The calculation to determine the amount of heat you need to remove is quite simple. I am going to use units of degrees Celsius and Joules instead of F and BTUs, but you can convert after. Also, please check my math, because I will probably make a mistake, but the methodology is correct.

The energy flow into the chiller is:

Qin = flowrate*heat_capacity*Tin

The energy flow out of the chiller is:

Qout = flowrate*heat_capacity*Tout

The amount of heat you need to remove is:

Q = Qin - Qout = flowrate*heat_capacity*(Tout - Tin)

For water: heat_capacity = 4.18 kJ/kg-C
8 oz = 0.24 L => 0.24 kg
The flowrate is 0.24 kg/42 s = 0.0057 kg/s
Tout = 0.5 C <-- will be hard to get this low (freezing), maybe aim for a few degrees higher
Tin = 70 C

Now we can calculate Q:

Q = 0.0057*4.18*(70-0.5) = 1.65 kW
This is about 94 BTU/min

Therefore you will need to extract 94 BTU/min from your device. This is the easy part. The more difficult part is to determine the temperature of the aluminum block required to get this heat removal rate. If you are still interested...I can also help you with this.
 
  • #5
Hey thopsy,

Thanks for the information, that is what I was looking for. I will also take you up on your offer to help me with the temperature of the Aluminum Block. If you have any input as to what size the block should be and how much water should be in the block or flowing through the block at any given time I would appreciate the help.

Send me a PM if you want talk via email.

Thanks,

Frank


thopsy said:
Hey Frank,

The calculation to determine the amount of heat you need to remove is quite simple. I am going to use units of degrees Celsius and Joules instead of F and BTUs, but you can convert after.
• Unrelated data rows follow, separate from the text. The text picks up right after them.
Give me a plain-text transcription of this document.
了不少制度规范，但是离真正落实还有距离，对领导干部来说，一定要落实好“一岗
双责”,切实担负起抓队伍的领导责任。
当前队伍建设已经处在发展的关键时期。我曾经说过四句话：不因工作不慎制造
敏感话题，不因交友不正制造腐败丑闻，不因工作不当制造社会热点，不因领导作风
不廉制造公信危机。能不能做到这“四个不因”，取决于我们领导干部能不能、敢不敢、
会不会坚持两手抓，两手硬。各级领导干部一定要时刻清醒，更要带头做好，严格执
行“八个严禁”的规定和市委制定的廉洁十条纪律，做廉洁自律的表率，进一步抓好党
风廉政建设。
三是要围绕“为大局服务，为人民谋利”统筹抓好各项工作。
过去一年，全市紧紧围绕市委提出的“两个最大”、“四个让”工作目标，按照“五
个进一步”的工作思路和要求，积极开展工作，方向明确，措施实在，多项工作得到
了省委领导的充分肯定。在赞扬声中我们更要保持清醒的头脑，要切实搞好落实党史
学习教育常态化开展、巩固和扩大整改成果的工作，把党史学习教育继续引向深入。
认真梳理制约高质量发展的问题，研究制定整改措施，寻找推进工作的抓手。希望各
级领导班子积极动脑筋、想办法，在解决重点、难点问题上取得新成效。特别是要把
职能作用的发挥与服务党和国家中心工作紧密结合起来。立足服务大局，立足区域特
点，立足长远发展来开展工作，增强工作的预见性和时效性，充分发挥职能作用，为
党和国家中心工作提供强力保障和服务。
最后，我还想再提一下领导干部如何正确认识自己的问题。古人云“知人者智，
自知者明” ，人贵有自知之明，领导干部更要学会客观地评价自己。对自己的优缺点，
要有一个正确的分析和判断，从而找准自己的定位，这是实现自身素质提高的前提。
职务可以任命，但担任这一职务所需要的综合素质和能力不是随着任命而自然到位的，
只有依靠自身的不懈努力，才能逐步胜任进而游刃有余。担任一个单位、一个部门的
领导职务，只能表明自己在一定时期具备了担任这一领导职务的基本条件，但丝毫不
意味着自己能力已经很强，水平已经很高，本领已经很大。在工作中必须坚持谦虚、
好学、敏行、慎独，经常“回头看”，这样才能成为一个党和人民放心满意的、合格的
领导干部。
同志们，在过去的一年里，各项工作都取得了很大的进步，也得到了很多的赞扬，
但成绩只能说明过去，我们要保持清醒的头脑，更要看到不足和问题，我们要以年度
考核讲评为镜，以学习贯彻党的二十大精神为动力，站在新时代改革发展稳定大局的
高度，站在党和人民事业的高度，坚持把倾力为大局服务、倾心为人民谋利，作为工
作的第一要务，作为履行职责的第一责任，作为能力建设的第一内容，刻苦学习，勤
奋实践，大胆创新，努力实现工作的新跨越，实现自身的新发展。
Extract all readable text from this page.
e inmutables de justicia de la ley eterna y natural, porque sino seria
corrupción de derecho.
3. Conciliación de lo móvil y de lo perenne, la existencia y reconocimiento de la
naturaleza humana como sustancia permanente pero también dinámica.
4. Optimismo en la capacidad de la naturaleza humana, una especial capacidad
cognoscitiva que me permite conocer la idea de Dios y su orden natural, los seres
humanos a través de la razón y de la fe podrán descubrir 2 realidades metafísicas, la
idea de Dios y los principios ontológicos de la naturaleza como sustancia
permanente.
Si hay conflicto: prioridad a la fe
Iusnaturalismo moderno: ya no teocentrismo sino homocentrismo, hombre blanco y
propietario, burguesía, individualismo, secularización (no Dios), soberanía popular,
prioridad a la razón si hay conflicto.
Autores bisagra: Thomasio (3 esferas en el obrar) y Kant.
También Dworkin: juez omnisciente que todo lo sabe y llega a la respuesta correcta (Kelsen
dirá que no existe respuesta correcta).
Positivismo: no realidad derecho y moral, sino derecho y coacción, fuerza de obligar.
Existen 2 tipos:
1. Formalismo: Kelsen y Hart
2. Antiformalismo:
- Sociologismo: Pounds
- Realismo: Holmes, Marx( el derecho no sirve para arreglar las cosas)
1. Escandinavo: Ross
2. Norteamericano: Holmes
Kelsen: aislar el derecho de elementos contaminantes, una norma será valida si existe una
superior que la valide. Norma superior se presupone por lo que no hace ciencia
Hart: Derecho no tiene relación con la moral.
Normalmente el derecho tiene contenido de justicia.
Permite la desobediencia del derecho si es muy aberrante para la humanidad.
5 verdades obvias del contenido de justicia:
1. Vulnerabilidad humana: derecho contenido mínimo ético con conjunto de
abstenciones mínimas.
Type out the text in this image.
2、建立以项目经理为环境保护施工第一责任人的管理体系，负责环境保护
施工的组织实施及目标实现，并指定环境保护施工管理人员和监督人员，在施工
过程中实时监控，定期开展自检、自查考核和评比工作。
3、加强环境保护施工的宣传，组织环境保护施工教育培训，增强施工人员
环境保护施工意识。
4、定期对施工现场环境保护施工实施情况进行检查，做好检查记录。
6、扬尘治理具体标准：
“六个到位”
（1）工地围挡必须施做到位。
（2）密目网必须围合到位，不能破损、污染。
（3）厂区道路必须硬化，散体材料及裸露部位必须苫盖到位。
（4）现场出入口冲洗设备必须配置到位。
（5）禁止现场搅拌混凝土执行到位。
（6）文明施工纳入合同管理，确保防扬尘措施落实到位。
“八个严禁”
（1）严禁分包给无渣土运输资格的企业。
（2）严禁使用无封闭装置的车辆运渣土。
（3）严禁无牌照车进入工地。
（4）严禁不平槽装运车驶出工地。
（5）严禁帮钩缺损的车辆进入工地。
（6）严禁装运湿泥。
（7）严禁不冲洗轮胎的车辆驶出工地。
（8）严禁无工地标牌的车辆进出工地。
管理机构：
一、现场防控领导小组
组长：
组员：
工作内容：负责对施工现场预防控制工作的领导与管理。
Also, please check my math, because I will probably make a mistake, but the methodology is correct.

The energy flow into the chiller is:

Qin = flowrate*heat_capacity*Tin

The energy flow out of the chiller is:

Qout = flowrate*heat_capacity*Tout

The amount of heat you need to remove is:

Q = Qin - Qout = flowrate*heat_capacity*(Tout - Tin)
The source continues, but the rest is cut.